With works from the Kettle's Yard Collection, University of Cambridge

1 February – 23 April 2014

Complementing ‘Jerwood Collection: Revealed’exhibition will be a single room display profiling the work of Alfred Wallis (1855–1942).

Despite his lack of formal training and his reclusive lifestyle, Wallis was a key figure in 20th-century British art. His naive style had a profound effect and influence on a number of the St Ives artists, particularly Ben Nicholson and Christopher Wood. This exhibition, inspired by the Jerwood Collection’s work Two Boats, will feature a selection of Wallis’ seascapes, generously lent by Kettle’s Yard, University of Cambridge.

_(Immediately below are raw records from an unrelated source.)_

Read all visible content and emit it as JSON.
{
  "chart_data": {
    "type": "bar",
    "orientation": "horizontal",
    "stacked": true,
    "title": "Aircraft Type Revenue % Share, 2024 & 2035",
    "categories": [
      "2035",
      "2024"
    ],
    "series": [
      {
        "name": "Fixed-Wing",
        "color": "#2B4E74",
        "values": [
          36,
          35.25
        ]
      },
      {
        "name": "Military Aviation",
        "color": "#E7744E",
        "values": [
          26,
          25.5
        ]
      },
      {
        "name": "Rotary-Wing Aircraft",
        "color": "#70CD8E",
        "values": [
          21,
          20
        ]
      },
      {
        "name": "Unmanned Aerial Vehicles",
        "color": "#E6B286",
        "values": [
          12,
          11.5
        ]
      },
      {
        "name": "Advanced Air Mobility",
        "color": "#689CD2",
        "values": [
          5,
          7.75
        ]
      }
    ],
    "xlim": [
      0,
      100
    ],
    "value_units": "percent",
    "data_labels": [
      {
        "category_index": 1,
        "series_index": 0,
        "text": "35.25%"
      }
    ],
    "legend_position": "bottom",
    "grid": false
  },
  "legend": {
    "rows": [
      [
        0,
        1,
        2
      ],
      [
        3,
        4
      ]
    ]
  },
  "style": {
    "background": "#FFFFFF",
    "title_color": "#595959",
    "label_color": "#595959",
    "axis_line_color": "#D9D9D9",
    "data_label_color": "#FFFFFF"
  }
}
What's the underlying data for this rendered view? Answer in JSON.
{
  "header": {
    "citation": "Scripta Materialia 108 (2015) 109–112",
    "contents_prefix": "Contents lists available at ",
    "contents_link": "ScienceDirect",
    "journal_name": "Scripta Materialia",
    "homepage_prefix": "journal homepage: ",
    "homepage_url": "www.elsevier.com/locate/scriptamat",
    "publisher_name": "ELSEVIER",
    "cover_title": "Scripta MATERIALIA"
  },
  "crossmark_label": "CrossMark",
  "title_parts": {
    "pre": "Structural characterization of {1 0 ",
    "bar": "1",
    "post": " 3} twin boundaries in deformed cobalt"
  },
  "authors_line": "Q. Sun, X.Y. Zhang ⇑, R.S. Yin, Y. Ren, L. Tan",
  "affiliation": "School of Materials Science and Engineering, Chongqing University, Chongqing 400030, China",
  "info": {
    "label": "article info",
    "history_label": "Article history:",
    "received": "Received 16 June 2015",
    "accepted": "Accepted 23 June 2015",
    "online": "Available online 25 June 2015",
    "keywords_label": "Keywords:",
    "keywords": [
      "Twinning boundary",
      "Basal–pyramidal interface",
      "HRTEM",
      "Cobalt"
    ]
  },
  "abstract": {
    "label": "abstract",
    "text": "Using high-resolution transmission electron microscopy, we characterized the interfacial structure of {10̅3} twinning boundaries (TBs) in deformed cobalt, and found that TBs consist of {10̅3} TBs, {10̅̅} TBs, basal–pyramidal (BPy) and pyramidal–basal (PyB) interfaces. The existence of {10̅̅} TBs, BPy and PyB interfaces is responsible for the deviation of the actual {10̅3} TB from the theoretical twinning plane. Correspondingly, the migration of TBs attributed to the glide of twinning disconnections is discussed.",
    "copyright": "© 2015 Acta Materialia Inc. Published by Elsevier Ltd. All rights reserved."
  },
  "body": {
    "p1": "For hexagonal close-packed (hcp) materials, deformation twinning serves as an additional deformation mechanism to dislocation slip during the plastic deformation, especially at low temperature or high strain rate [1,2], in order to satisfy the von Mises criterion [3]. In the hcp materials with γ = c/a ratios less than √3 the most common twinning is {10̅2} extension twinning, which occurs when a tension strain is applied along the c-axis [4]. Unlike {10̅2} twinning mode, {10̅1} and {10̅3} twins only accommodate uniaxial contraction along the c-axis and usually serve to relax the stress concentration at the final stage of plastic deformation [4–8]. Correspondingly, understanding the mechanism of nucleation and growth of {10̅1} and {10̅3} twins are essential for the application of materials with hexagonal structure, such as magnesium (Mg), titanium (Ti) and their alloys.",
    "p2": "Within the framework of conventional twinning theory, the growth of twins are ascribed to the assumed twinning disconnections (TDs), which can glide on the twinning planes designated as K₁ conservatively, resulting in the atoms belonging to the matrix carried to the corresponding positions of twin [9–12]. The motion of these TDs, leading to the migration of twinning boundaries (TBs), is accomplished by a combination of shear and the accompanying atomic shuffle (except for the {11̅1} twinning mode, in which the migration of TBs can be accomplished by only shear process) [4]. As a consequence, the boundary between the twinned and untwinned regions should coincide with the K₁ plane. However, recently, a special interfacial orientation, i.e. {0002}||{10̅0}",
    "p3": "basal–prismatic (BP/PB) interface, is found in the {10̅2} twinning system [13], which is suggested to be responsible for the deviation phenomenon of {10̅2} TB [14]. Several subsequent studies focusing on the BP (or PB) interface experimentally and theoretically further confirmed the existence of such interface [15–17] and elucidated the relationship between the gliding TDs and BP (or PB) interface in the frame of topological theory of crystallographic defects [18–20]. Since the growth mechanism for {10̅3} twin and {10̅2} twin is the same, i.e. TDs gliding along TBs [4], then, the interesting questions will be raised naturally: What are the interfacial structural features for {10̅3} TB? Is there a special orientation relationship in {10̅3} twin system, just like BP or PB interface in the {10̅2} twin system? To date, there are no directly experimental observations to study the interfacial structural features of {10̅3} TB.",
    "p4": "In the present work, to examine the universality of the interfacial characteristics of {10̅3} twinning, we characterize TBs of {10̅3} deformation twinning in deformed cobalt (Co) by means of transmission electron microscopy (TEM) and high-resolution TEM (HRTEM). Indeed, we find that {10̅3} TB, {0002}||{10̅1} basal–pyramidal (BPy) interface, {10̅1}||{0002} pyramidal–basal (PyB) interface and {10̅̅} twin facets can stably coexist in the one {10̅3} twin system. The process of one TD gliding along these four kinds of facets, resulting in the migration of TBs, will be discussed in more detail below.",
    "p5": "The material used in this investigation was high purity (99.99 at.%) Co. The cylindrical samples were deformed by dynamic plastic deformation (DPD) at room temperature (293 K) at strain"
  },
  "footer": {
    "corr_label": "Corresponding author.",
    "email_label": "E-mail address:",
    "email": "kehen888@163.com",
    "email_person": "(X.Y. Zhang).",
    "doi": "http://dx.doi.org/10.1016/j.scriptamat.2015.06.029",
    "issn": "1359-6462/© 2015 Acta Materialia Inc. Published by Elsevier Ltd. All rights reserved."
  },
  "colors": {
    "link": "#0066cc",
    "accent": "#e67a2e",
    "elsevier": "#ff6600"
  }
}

Wallis was born in Devonport, Plymouth in 1855. On leaving school Alfred was apprenticed to a basket-maker before becoming a mariner in the merchant service by the early 1870s. He sailed on schooners across the North Atlantic between Penzance and Newfoundland. He settled in Penzance in the late 1870s and in 1876 married Susan Ward, 13 years his senior. Wallis worked for a time as a labourer before setting up as a marine scrap merchant in St Ives in the late 1880s. After Susan’s death in 1922, Wallis took up painting ‘for company’ using household paints on pieces of card. His subject matter was principally preoccupied with ships at sea, the Cornish coastline and also sometimes houses and trees. In 1928 the modernist artists Christopher Wood and Ben Nicholson ‘discovered’ Wallis as they passed his house and saw his paintings. This led to an introduction to Jim Ede  who collected a number of Wallis’s paintings, now on display at Kettle’s Yard,  and his work being included in the ‘7 & 5 Society’ exhibition in 1929. Although Wallis’ work was admired by a number of people and proved to be extremely influential on artists, including Wood and Nicholson, he was lonely and felt isolated from the local St Ives community. In his old age, when his physical and mental health declined, he was moved to a workhouse, where he died in 1942. In 1950 a retrospective exhibition was held at Bournemouth and in 1958 another one, organized by the Arts Council, was held at the Tate Gallery.